Проклятие прогресса: благие намерения и дорога в ад | страница 120



Любил и я в былые годы,
В невинности души моей
И бури шумные природы,
И бури тайные страстей.
Но красоты их безобразной
Я скоро таинство постиг,
И мне наскучил их несвязный
И оглушающий язык.

Не стал бы он ввязываться в их детские споры о курице и яйце.

Присутствие его (молчащего даже), убийственного превосходства его ума и духа, заслуг и труда переменило бы (чуть-чуть, незаметно!) воздух… прибавило бы чуть-чуть опоры. Вместо того съезжало, сползало – и сползло к «Земле и воле».

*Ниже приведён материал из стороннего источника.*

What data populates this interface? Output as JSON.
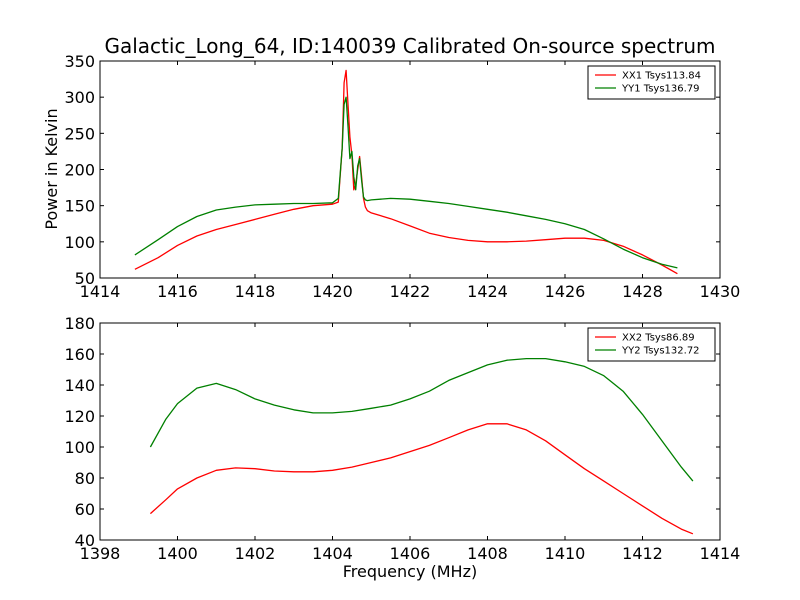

А ведь, кажется, только чуть-чуть и не хватило, чтобы повернулась (его и наша) судьба! Уже что-то и складывалось – да не сложилось. Молодой человек, полный планов и сил, знаменитость и вождь в одну минуту обратился в бряклое тело, которое Ивану Вертюкову вместе с крепостным убийцы Иваном Козловым пришлось грузить под проливным дождем в телегу; голова стукалась о доски, свесились ноги… «Никто его не жалел». «Все радовались». Радовались не все. «А грузин, что Лермонтову служил (пятнадцатилетний Христофор Саникидзе. – Авт.), так убивался, так причитал, что его и с места сдвинуть нельзя было. Это я к тому говорю, что если бы у Михаила Юрьевича характер, как многие думают, в самом деле был заносчивый и неприятный, так прислуга не могла бы так к нему привязываться… Когда пришлось обмывать тело, сюртук невозможно было снять, руки совсем закоченели. Правая рука, как держала пистолет, так и осталась. Нужно было сюртук на спине распороть, и тут мы все увидели, что навылет пуля проскочила…» (Николай Раевский). Навылет проскочила пуля – сквозь сердце одиноко-сознающее, – не заменимое теперь ничьим, никогда!

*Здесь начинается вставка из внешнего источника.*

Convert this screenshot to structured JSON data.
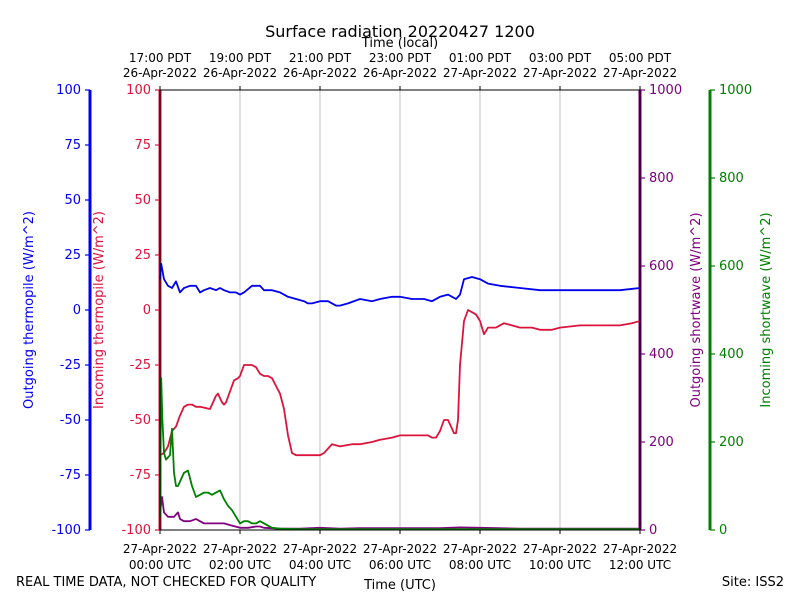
{
  "chart_data": {
    "type": "line",
    "title": "Surface radiation 20220427 1200",
    "top_axis_label": "Time (local)",
    "xlabel": "Time (UTC)",
    "x_range_hours": [
      0,
      12
    ],
    "top_ticks": [
      {
        "h": 0,
        "line1": "17:00 PDT",
        "line2": "26-Apr-2022"
      },
      {
        "h": 2,
        "line1": "19:00 PDT",
        "line2": "26-Apr-2022"
      },
      {
        "h": 4,
        "line1": "21:00 PDT",
        "line2": "26-Apr-2022"
      },
      {
        "h": 6,
        "line1": "23:00 PDT",
        "line2": "26-Apr-2022"
      },
      {
        "h": 8,
        "line1": "01:00 PDT",
        "line2": "27-Apr-2022"
      },
      {
        "h": 10,
        "line1": "03:00 PDT",
        "line2": "27-Apr-2022"
      },
      {
        "h": 12,
        "line1": "05:00 PDT",
        "line2": "27-Apr-2022"
      }
    ],
    "bottom_ticks": [
      {
        "h": 0,
        "line1": "27-Apr-2022",
        "line2": "00:00 UTC"
      },
      {
        "h": 2,
        "line1": "27-Apr-2022",
        "line2": "02:00 UTC"
      },
      {
        "h": 4,
        "line1": "27-Apr-2022",
        "line2": "04:00 UTC"
      },
      {
        "h": 6,
        "line1": "27-Apr-2022",
        "line2": "06:00 UTC"
      },
      {
        "h": 8,
        "line1": "27-Apr-2022",
        "line2": "08:00 UTC"
      },
      {
        "h": 10,
        "line1": "27-Apr-2022",
        "line2": "10:00 UTC"
      },
      {
        "h": 12,
        "line1": "27-Apr-2022",
        "line2": "12:00 UTC"
      }
    ],
    "axes": {
      "outgoing_thermopile": {
        "label": "Outgoing thermopile (W/m^2)",
        "color": "#0000ee",
        "ylim": [
          -100,
          100
        ],
        "ticks": [
          100,
          75,
          50,
          25,
          0,
          -25,
          -50,
          -75,
          -100
        ]
      },
      "incoming_thermopile": {
        "label": "Incoming thermopile (W/m^2)",
        "color": "#dc143c",
        "ylim": [
          -100,
          100
        ],
        "ticks": [
          100,
          75,
          50,
          25,
          0,
          -25,
          -50,
          -75,
          -100
        ]
      },
      "outgoing_shortwave": {
        "label": "Outgoing shortwave (W/m^2)",
        "color": "#800080",
        "ylim": [
          0,
          1000
        ],
        "ticks": [
          1000,
          800,
          600,
          400,
          200,
          0
        ]
      },
      "incoming_shortwave": {
        "label": "Incoming shortwave (W/m^2)",
        "color": "#008000",
        "ylim": [
          0,
          1000
        ],
        "ticks": [
          1000,
          800,
          600,
          400,
          200,
          0
        ]
      }
    },
    "series": [
      {
        "name": "Outgoing thermopile",
        "axis": "outgoing_thermopile",
        "color": "#0000ee",
        "x": [
          0,
          0.03,
          0.1,
          0.2,
          0.3,
          0.4,
          0.5,
          0.6,
          0.75,
          0.9,
          1.0,
          1.1,
          1.25,
          1.4,
          1.5,
          1.6,
          1.75,
          1.9,
          2.0,
          2.1,
          2.3,
          2.5,
          2.6,
          2.8,
          3.0,
          3.2,
          3.4,
          3.6,
          3.7,
          3.8,
          4.0,
          4.2,
          4.4,
          4.5,
          4.7,
          5.0,
          5.3,
          5.5,
          5.8,
          6.0,
          6.3,
          6.6,
          6.8,
          7.0,
          7.2,
          7.4,
          7.5,
          7.6,
          7.8,
          8.0,
          8.2,
          8.5,
          9.0,
          9.5,
          10.0,
          10.5,
          11.0,
          11.5,
          12.0
        ],
        "y": [
          14,
          21,
          14,
          11,
          10,
          13,
          8,
          10,
          11,
          11,
          8,
          9,
          10,
          9,
          10,
          9,
          8,
          8,
          7,
          8,
          11,
          11,
          9,
          9,
          8,
          6,
          5,
          4,
          3,
          3,
          4,
          4,
          2,
          2,
          3,
          5,
          4,
          5,
          6,
          6,
          5,
          5,
          4,
          6,
          7,
          5,
          7,
          14,
          15,
          14,
          12,
          11,
          10,
          9,
          9,
          9,
          9,
          9,
          10
        ]
      },
      {
        "name": "Incoming thermopile",
        "axis": "incoming_thermopile",
        "color": "#dc143c",
        "x": [
          0,
          0.1,
          0.2,
          0.3,
          0.4,
          0.5,
          0.6,
          0.7,
          0.8,
          0.9,
          1.0,
          1.25,
          1.4,
          1.45,
          1.55,
          1.6,
          1.65,
          1.75,
          1.85,
          1.95,
          2.0,
          2.1,
          2.2,
          2.3,
          2.4,
          2.5,
          2.6,
          2.7,
          2.8,
          3.0,
          3.1,
          3.2,
          3.3,
          3.4,
          3.5,
          3.7,
          3.8,
          4.0,
          4.1,
          4.2,
          4.3,
          4.5,
          4.8,
          5.0,
          5.3,
          5.5,
          5.8,
          6.0,
          6.3,
          6.5,
          6.7,
          6.8,
          6.9,
          7.0,
          7.1,
          7.2,
          7.3,
          7.35,
          7.4,
          7.45,
          7.5,
          7.6,
          7.7,
          7.8,
          7.9,
          8.0,
          8.1,
          8.2,
          8.4,
          8.6,
          8.8,
          9.0,
          9.3,
          9.5,
          9.8,
          10.0,
          10.5,
          11.0,
          11.5,
          11.8,
          12.0
        ],
        "y": [
          -66,
          -65,
          -62,
          -55,
          -53,
          -48,
          -44,
          -43,
          -43,
          -44,
          -44,
          -45,
          -39,
          -38,
          -42,
          -43,
          -42,
          -37,
          -32,
          -31,
          -30,
          -25,
          -25,
          -25,
          -26,
          -29,
          -30,
          -30,
          -31,
          -38,
          -45,
          -57,
          -65,
          -66,
          -66,
          -66,
          -66,
          -66,
          -65,
          -63,
          -61,
          -62,
          -61,
          -61,
          -60,
          -59,
          -58,
          -57,
          -57,
          -57,
          -57,
          -58,
          -58,
          -55,
          -50,
          -50,
          -54,
          -56,
          -56,
          -50,
          -25,
          -5,
          0,
          -1,
          -2,
          -5,
          -11,
          -8,
          -8,
          -6,
          -7,
          -8,
          -8,
          -9,
          -9,
          -8,
          -7,
          -7,
          -7,
          -6,
          -5
        ]
      },
      {
        "name": "Outgoing shortwave",
        "axis": "outgoing_shortwave",
        "color": "#800080",
        "x": [
          0,
          0.05,
          0.1,
          0.2,
          0.35,
          0.45,
          0.5,
          0.6,
          0.75,
          0.9,
          1.0,
          1.1,
          1.3,
          1.5,
          1.6,
          1.8,
          2.0,
          2.2,
          2.4,
          2.5,
          2.6,
          2.8,
          3.0,
          3.5,
          4.0,
          4.5,
          5.0,
          6.0,
          7.0,
          7.5,
          8.0,
          9.0,
          10.0,
          11.0,
          12.0
        ],
        "y": [
          40,
          75,
          40,
          30,
          30,
          40,
          25,
          20,
          20,
          25,
          20,
          15,
          15,
          15,
          15,
          10,
          5,
          5,
          8,
          8,
          5,
          4,
          3,
          3,
          5,
          3,
          4,
          4,
          4,
          6,
          5,
          3,
          3,
          3,
          3
        ]
      },
      {
        "name": "Incoming shortwave",
        "axis": "incoming_shortwave",
        "color": "#008000",
        "x": [
          0,
          0.03,
          0.06,
          0.1,
          0.15,
          0.2,
          0.25,
          0.3,
          0.35,
          0.4,
          0.45,
          0.5,
          0.6,
          0.7,
          0.8,
          0.9,
          1.0,
          1.1,
          1.2,
          1.3,
          1.4,
          1.5,
          1.6,
          1.7,
          1.8,
          1.9,
          2.0,
          2.1,
          2.2,
          2.3,
          2.4,
          2.5,
          2.6,
          2.7,
          2.8,
          3.0,
          3.5,
          4.0,
          5.0,
          6.0,
          7.0,
          8.0,
          9.0,
          10.0,
          11.0,
          12.0
        ],
        "y": [
          30,
          345,
          250,
          175,
          160,
          165,
          170,
          230,
          130,
          100,
          100,
          110,
          130,
          135,
          100,
          75,
          80,
          85,
          85,
          80,
          85,
          90,
          70,
          55,
          45,
          30,
          15,
          20,
          20,
          15,
          15,
          20,
          15,
          10,
          5,
          3,
          2,
          2,
          2,
          2,
          2,
          2,
          2,
          2,
          2,
          2
        ]
      }
    ]
  },
  "footer": {
    "note": "REAL TIME DATA, NOT CHECKED FOR QUALITY",
    "site": "Site: ISS2"
  }
}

Лишь в письмах 1861 года к А.И.Герцену офицера, графа Л.Н.Толстого является наконец необходимая (легчайшая, жалящая) насмешка, ирония (но младшего! – стало быть, не должно еще разумеющего – по отношению к старшему, уже принявшему решение, стало быть, невнушаемому).


«Брюссель 20 марта 1861

…Хочется сказать, что я очень рад, что узнал вас, и что, несмотря на то, что вы все искали меня на том конце, на котором бы не должен быть никто (!!! – Авт.) по всем вероятиям, мне весело думать, что вы такой, какой вы есть… Дай-то бог, чтобы через шесть месяцев сбылись ваши надежды».


«1861 г. Марта 14/26. Брюссель

…Вы говорите, что я не знаю России. Нет, знаю свою субъективную Россию, глядя на нее с своей призмочки… Нам, людям практическим, нельзя жить без этого…

Пожалуйста, если вам не хочется, не отвечайте мне. Мне просто хотелось болтать с вами, а не вызывать переписку знаменитого изгнанника».